The output of a 3D filter with the color image is a 2D matrix.
The depth of a color image is 3 (for RGB channel) whilst for a greyscale image is 1.
A Convolutional layer has an activation layer that is always activated by a non-linear activation function. A linear function does not support learning as much as we require. Usually, this activation is ReLu that gives positive values for positive results and 0 for all negative results.
The Pooling Layer
In an Artificial NN, every node is connected to every other node making it several parameters to learn. The pooling layer helps us to reduce these learning parameters to boost our learning time with the help of downsampling. To do so we need to pass two hyper-parameters:
Dimensions of a Spatial Extent:
The value of n for which we can take an n*n feature representation and map to a single value.
The number of features that the sliding window skips along with the height and width is called a stride. If you have larger strides then we skip large pixels between every two pools hence resulting in smaller volumes.
We have two functions for the output of a pooling layer:
a. Max Filter: Returns max value among the feature in the region.
b. Average Filter: Returns the average of the values in the region.
The depth of the image remains unchanged after pooling. It reduces the chances of over-fitting as there is less number of parameters.

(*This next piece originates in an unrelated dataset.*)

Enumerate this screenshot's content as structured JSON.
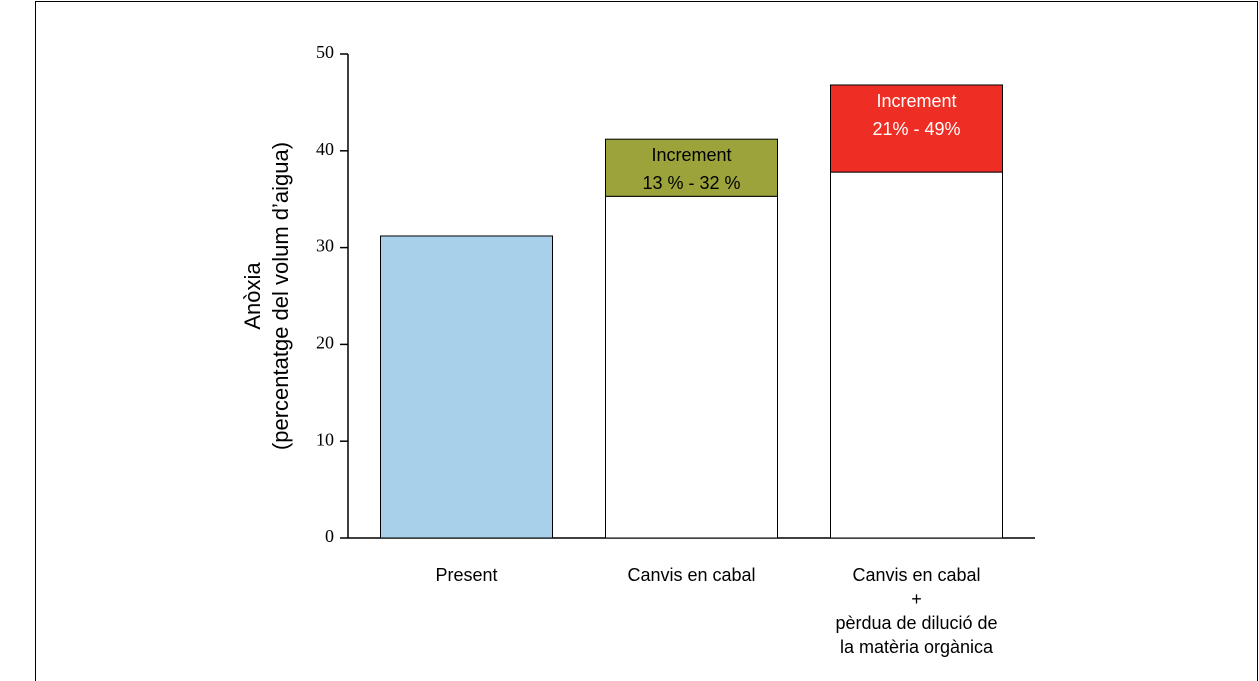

The padding becomes an important aspect to learn here. The padding adds an extra layer along the sides of the image. When we pool our image, it happens that some columns or rows are visited more times whilst those along the edges are visited a lesser number of times. So along the edges, we add a layer of padding (values usually zero) so now if the columns and rows along the edges are visited less, it does not matter as we will have relevant information stored next to these columns and those columns will be visited more.
The convolution and pooling happen together and before we reach the next layers, convolution and pooling have already happened many times before.

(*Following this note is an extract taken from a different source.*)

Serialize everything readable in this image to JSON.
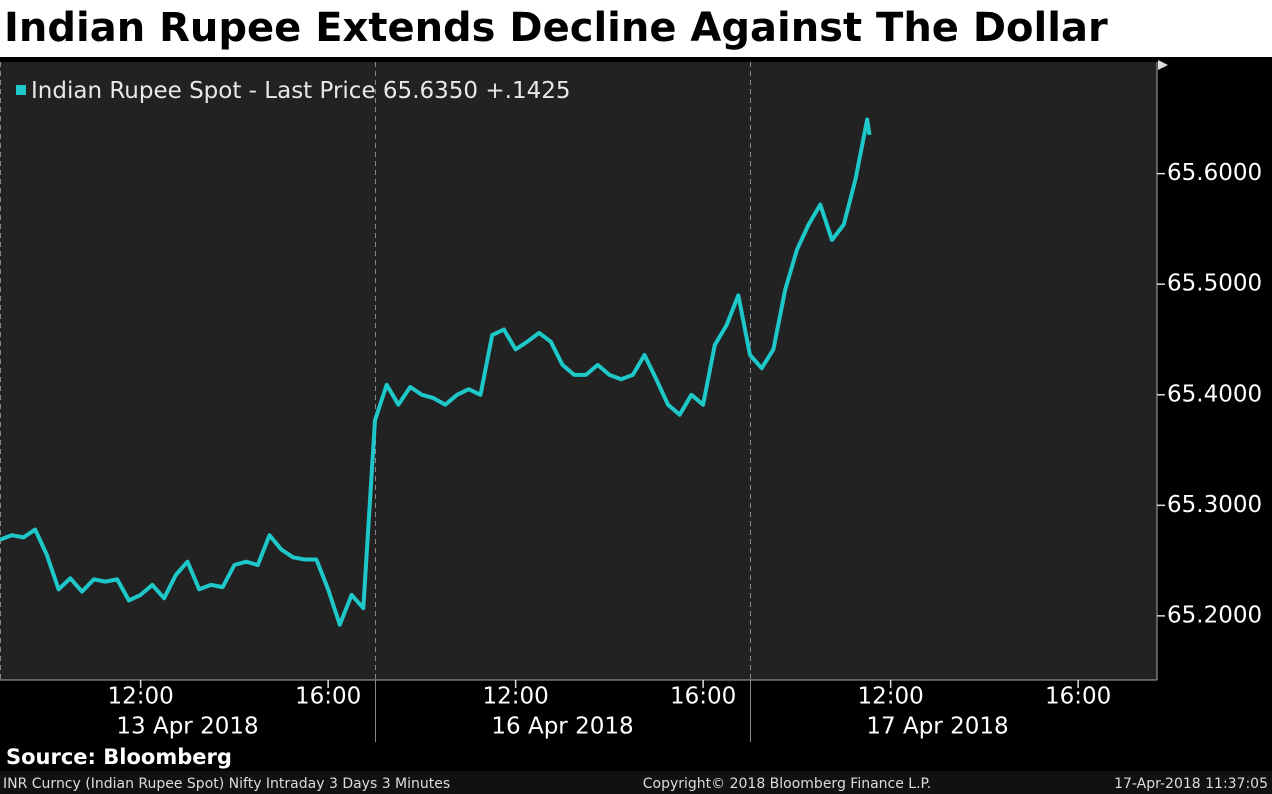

Now the output of a pooling layer is a 3D feature map because, as said above, the depth remains unchanged all this time. This output goes input to the next set of hidden layers. But for a fully connected layer that is the end layer we need the input to be 1D. So that's what a flattening layer does. It will convert a 3D feature to a 1D dataset.
Like an output of 32 filters along 13 height pixels and 13 width pixels can be converted as:
13*13*32 à 5408*1
This is a single vector. From here every neuron is connected to every other neuron of the next layer. And here it becomes fully connected layer to the output layer.
The output layer
The output layer is supposed to have as many output neurons as many unique outputs we can get. For example, if we have 2 outputs: a cat and a dog, so we can have 2 outputs. An image with both a cat and a dog in it will get respective weights in the output layer. If the answer has to be yes or no then even a single neuron can work in that case as shown in the figure.
However, if we want several animals to be distinguished then we need more output neurons. If a zoo has 50 unique animals then we need 50 neurons in the output layer. Just like the figure down below. The output has a range of things including sunset and other animals.
This convolution NN has hidden layers in them with 'softmax' activation for the last hidden layer.
CNN looks at pixels in context; it can learn patterns and objects and recognizes them even if they are in different positions on the image.
So now your network is also capable of distinguishing between a black tie and red shoes. You can now even click images of real objects and ask CNN to detect what the object name is.
At the end, CNN may look like this one. A series of convolution and pooling layer results in a matrix that can be flattened to get the best predictions.
The accuracy and precision for this might be a little tricky but it'll give you some results. Always remember to reshape your images as per your CNN to avoid errors.